Portrait of a Thief
- Author: Grace D. Li
- Language: English
- Genre: Crime, thriller, mystery, young adult
- Publisher: Tiny Reparations
- Publication date: April 5, 2022
- Pages: 384
- ISBN: 978-0-593-18473-8

= Portrait of a Thief =

2022 novel

Portrait of a Thief is the 2022 debut novel by Chinese American author Grace D. Li. Following a crew of five Chinese Americans, the novel combines elements of an art heist of looted art with an examination of colonialism and Chinese American identity. It was immediately a New York Times Best Seller and later named a New York Times Best Crime Novel of 2022.

In 2021, ahead of its official publication, Netflix acquired the rights to the book, and it is currently in development as a television series.

== Synopsis ==
The novel follows Will Chen, a senior at Harvard, when he is contracted by a Chinese billionaire to steal back five bronze fountainheads from different museums and return them to China, the justification being that the artifacts were looted during the Second Opium War. His heist crew eventually grows to include four other Chinese Americans with various backgrounds, rationales, and skill sets: Irene Chen, Daniel Liang, Lily Wu, and Alex Huang. In return for the five pieces, the crew is promised a $50 million payout.

== Critical reception ==
Kirkus Reviews found it a "compelling portrait of the Chinese diaspora experience" but commented that it "doesn't quite land as either literary fiction or thriller."

Several publications, like USA Today, CBC, and The Boston Globe, lauded Li's timely, poignant commentary on ethical questions raised around museum inventories in the west.

The New York Times found that "The thefts are engaging and surprising, and the narrative brims with international intrigue" while also admiring Li's commentary on the Chinese American experience. KQED observed that Li's "writing shows great control at the line level and of the overall narrative."

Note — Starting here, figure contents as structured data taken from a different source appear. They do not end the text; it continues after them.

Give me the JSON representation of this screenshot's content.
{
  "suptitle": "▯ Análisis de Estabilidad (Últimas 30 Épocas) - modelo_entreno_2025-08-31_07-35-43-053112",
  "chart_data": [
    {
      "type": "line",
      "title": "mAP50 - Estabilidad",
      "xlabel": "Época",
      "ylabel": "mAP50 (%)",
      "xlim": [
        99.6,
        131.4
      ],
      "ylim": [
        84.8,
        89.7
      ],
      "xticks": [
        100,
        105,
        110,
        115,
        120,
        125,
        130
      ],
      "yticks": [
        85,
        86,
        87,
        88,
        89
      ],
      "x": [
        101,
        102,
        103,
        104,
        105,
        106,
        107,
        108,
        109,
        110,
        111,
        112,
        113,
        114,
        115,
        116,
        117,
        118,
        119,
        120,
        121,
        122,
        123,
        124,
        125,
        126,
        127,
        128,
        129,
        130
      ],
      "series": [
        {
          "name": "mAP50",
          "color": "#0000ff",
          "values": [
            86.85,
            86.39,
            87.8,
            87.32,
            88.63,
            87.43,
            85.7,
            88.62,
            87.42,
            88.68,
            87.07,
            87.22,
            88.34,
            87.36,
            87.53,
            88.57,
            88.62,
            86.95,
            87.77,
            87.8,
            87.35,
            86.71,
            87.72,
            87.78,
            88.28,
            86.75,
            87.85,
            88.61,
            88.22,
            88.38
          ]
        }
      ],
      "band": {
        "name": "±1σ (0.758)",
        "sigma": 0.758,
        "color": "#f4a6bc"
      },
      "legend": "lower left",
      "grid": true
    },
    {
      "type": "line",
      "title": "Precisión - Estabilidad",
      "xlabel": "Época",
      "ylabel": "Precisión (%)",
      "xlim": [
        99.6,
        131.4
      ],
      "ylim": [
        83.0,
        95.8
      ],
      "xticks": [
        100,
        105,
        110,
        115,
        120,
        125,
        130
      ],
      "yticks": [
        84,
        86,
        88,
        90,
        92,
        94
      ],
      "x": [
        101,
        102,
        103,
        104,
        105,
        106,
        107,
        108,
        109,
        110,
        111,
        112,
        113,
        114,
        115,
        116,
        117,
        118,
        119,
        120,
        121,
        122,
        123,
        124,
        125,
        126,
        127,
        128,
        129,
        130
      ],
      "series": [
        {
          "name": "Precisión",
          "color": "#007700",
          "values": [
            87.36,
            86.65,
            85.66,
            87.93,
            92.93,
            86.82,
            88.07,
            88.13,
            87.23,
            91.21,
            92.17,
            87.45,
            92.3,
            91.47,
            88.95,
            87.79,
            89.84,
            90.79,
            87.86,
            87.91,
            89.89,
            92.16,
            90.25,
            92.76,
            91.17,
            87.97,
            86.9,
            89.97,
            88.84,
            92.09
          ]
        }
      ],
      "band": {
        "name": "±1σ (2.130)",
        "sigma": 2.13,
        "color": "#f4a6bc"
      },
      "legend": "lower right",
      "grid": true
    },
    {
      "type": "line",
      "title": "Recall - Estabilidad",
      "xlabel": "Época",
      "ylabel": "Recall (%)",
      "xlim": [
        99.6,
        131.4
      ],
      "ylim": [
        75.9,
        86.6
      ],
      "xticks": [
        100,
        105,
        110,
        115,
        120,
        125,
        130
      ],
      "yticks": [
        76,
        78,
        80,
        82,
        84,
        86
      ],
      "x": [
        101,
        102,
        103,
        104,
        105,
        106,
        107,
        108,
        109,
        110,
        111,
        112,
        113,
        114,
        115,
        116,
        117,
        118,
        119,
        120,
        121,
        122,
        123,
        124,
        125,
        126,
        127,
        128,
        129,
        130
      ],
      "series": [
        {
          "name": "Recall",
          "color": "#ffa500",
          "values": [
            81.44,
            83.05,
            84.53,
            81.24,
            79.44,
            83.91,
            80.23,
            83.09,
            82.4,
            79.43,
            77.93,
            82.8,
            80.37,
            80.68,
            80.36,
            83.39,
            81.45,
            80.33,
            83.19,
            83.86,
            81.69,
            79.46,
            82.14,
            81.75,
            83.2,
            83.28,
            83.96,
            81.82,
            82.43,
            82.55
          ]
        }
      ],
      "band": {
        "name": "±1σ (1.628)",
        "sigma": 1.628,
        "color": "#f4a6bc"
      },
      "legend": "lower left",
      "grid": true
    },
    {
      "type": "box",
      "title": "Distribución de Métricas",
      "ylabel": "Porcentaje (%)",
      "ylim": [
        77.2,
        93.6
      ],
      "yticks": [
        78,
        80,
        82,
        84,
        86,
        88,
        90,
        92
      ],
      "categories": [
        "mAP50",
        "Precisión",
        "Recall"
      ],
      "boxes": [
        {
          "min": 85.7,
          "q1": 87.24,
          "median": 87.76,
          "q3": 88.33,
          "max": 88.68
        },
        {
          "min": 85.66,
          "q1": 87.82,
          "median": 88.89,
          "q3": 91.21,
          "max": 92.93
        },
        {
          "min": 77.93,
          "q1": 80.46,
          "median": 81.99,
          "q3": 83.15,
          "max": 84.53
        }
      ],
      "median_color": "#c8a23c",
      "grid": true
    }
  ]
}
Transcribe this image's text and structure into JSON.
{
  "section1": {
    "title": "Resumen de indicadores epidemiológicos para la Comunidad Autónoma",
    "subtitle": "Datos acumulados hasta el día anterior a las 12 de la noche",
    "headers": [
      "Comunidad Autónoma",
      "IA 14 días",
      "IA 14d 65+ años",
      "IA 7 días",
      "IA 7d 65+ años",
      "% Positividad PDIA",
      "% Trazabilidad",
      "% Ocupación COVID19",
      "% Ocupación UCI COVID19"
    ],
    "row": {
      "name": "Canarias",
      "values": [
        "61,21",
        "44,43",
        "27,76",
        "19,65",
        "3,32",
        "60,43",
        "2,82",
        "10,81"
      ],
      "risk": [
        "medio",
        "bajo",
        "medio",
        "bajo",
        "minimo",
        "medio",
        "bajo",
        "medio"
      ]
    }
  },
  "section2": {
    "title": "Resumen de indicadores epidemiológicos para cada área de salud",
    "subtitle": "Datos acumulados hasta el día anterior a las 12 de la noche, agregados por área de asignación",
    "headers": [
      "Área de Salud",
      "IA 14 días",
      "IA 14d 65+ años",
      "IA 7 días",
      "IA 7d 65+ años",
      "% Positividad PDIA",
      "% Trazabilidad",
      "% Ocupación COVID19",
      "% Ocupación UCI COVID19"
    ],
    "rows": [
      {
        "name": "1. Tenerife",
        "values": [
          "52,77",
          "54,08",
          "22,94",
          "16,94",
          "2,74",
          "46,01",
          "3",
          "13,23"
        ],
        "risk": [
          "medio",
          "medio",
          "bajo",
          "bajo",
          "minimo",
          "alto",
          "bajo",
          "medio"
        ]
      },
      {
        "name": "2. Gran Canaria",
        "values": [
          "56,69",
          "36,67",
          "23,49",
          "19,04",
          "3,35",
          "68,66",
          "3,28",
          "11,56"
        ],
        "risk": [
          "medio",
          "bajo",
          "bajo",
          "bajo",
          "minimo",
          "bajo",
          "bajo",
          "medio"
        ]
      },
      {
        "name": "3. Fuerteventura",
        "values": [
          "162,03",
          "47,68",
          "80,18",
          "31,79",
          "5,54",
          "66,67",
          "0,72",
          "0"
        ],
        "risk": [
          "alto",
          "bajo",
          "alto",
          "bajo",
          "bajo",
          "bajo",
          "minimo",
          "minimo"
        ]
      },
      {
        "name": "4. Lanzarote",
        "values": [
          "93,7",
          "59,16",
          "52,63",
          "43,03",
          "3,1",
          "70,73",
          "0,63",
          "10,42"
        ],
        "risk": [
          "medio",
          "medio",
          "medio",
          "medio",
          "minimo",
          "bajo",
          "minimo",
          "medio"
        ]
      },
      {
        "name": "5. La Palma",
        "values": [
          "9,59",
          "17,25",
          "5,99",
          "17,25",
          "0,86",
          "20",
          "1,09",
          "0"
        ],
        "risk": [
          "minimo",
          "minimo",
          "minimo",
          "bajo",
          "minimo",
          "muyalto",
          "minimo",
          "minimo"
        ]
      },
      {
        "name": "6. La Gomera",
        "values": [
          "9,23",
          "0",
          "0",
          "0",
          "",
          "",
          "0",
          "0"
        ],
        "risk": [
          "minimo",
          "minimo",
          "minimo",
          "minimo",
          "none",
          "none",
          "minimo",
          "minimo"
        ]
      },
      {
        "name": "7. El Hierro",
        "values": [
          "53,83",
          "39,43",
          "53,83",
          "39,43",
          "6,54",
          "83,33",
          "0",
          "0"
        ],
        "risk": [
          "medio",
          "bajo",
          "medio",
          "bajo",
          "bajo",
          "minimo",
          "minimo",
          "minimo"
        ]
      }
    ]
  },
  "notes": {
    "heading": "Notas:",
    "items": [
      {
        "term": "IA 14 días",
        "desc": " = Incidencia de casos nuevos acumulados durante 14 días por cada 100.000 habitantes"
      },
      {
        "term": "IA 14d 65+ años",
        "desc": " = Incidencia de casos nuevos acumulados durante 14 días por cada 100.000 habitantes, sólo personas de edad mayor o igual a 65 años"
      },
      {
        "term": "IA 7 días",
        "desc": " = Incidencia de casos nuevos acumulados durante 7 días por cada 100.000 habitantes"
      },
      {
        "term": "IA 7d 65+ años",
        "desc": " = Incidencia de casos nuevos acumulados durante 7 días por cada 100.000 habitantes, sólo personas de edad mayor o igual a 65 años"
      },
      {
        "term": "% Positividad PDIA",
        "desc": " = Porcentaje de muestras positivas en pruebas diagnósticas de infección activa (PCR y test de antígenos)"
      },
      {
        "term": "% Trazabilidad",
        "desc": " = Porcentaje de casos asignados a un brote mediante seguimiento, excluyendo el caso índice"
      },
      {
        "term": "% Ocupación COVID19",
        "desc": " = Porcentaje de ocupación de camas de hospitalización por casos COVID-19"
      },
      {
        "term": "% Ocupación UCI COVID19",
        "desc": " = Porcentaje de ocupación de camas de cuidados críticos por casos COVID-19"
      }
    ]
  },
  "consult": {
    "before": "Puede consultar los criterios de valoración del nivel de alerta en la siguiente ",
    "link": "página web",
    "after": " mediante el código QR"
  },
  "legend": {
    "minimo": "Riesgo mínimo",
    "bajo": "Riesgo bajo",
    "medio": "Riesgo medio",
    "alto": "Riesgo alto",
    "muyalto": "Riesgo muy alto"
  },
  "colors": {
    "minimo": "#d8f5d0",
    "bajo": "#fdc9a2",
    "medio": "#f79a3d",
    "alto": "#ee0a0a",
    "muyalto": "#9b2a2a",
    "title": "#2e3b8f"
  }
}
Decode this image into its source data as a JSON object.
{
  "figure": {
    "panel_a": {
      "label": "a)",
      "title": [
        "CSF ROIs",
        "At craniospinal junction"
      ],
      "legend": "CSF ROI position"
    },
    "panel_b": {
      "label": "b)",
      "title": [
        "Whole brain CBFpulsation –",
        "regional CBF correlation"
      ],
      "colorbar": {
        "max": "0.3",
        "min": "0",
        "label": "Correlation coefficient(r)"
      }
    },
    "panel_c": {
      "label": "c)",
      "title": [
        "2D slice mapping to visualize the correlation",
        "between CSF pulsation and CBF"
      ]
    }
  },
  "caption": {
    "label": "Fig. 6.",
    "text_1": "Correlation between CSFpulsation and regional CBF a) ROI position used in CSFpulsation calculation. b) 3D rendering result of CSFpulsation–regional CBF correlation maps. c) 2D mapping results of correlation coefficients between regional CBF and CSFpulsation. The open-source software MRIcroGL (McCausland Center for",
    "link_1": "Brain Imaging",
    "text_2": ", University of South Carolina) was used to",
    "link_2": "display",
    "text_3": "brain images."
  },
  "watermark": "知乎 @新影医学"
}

The novel was a finalist for the Edgar Award for Best First Novel and shortlisted for the Center for Fiction First Novel Prize. Prior to its release, several publications, such as NBC News and Marie Claire, placed the book on lists for anticipated reads.

== Adaptations ==
The novel is set to become a television series on Netflix, which acquired the rights of the book in May 2021 before the book was published. Executive producers include Michael Sugar of Sugar23, Grace D. Li, Ashley Zalta, and Margaux Swerdloff.